Lastly, going with ExaFlash seemed to make the most sense. This is their most recent flagship platform and would stand to have the longest support-life period available. We generally try to maximize our hardware lifecycle and it is critical to maintain an active support contract on critical systems such as a SAN.
Blocks & Files: How are you using the array? I mean for block, file or object work?
Jason Hamilton: We are an all VMware shop so the array is configured only for iSCSI block access to our ESXi hosts. We naturally do use the compression and deduplication features at the array level as well.
Blocks & Files: How does it compare to other arrays you have had experience with?
Jason Hamilton: Having either closely worked with or at the very least run proof-of-concept on a number of SAN and NAS solutions, the Nimbus ExaFlash is refreshingly simple. Coming from a Unix/Linux background the option to handle all configurations completely from an ssh shell is very pleasing. The web-based interface is likewise very simple to use and doesn’t have any irksome custom plugin requirements. Gone are the days of separate fat-client software or the hit-or-miss vSphere plugins for management and configuration.
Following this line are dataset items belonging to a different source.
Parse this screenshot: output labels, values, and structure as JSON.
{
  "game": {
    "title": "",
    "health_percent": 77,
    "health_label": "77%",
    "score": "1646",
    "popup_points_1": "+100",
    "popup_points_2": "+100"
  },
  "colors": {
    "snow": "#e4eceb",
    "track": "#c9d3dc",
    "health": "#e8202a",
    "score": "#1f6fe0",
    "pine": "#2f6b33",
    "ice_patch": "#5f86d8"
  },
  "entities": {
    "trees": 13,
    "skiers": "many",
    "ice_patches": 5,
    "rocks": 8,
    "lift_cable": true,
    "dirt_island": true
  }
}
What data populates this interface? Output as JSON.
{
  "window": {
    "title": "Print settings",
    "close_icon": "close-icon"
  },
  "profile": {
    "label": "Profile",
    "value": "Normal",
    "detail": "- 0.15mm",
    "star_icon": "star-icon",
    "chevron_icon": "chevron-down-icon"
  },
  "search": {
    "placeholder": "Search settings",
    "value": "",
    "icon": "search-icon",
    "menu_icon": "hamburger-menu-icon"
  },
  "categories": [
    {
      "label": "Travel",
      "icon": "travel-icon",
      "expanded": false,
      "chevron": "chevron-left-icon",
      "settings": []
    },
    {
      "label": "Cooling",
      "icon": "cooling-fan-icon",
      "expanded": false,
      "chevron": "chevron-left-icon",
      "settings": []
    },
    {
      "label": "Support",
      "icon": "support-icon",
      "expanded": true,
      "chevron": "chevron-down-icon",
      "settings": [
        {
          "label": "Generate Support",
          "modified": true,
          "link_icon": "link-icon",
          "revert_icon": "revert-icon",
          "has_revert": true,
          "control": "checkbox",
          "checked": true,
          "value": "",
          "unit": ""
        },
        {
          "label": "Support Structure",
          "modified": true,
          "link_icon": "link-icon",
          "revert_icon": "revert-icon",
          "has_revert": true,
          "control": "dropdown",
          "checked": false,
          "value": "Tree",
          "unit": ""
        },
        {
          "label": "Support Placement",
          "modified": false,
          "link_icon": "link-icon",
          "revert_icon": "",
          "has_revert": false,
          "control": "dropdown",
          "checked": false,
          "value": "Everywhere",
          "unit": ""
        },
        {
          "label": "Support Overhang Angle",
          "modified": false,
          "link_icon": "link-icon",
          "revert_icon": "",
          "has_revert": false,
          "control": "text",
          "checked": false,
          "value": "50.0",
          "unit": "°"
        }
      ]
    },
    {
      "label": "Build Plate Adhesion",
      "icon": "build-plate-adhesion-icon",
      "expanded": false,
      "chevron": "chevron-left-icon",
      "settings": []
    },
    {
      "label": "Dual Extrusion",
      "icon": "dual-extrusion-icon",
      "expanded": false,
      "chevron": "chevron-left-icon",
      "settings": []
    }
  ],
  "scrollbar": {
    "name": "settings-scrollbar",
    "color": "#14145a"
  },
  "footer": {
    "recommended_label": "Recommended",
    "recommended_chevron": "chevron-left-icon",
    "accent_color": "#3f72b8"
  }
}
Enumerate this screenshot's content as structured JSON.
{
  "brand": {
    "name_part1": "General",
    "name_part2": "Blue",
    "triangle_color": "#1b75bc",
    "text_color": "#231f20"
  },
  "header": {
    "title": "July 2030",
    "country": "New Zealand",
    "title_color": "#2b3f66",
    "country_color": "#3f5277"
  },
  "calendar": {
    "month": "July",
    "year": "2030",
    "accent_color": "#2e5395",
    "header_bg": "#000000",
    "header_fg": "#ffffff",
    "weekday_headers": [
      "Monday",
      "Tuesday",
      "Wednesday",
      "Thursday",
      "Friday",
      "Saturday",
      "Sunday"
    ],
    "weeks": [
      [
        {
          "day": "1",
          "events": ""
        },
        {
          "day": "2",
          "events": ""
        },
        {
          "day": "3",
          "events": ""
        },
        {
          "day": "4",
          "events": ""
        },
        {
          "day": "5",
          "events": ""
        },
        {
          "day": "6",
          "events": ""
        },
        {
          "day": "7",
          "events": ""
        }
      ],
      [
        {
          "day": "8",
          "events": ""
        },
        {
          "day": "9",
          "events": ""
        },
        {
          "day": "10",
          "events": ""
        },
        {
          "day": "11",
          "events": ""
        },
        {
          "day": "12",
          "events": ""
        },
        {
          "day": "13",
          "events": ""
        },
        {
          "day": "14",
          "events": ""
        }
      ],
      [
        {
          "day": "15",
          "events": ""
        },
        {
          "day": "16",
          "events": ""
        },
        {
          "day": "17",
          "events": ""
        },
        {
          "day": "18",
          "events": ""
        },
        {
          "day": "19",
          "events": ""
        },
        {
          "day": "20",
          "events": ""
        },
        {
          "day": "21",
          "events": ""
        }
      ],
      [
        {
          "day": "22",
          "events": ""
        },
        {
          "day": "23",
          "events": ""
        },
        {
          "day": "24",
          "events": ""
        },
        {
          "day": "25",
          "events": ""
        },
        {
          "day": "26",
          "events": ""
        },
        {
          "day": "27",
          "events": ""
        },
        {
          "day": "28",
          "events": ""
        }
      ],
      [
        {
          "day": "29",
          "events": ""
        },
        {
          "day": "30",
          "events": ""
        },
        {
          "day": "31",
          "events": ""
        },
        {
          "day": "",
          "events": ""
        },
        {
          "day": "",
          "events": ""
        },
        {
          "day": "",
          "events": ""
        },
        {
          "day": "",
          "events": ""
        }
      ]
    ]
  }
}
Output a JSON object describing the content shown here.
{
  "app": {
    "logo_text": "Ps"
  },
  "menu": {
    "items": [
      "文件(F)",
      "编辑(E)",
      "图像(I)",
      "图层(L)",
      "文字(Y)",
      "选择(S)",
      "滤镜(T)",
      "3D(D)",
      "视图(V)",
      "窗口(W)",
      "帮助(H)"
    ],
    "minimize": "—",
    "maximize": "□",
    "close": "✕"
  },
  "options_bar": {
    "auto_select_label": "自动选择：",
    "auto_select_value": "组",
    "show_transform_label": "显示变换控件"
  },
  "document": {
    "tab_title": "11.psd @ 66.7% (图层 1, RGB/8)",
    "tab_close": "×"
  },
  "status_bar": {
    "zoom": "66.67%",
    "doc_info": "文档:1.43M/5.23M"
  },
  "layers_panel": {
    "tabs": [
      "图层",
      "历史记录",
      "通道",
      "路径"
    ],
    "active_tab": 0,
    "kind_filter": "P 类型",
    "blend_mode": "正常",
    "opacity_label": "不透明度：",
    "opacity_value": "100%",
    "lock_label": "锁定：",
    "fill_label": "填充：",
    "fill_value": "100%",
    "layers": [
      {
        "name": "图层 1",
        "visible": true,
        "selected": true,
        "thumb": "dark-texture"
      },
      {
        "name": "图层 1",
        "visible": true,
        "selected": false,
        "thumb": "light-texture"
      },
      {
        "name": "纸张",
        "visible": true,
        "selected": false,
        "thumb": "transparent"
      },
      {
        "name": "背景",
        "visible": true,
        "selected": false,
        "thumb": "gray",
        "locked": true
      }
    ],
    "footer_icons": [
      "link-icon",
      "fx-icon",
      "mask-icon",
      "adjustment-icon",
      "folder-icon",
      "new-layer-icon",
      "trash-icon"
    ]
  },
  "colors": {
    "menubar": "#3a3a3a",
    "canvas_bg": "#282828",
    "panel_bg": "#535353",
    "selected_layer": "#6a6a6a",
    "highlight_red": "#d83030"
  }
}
Nimbus has sold ExaFlash arrays since 2016 and claimed 200 customers in 2018. It now says it has 600 deployments. CEO and founder Thomas Isakovich says Nimbus was profitable in 2019 and expects to grow profits this year.
The privately-owned company appears to be very small. Six employees are listed for Nimbus Data on LinkedIn and the leadership page on its website lists one executive officer – Isakovich.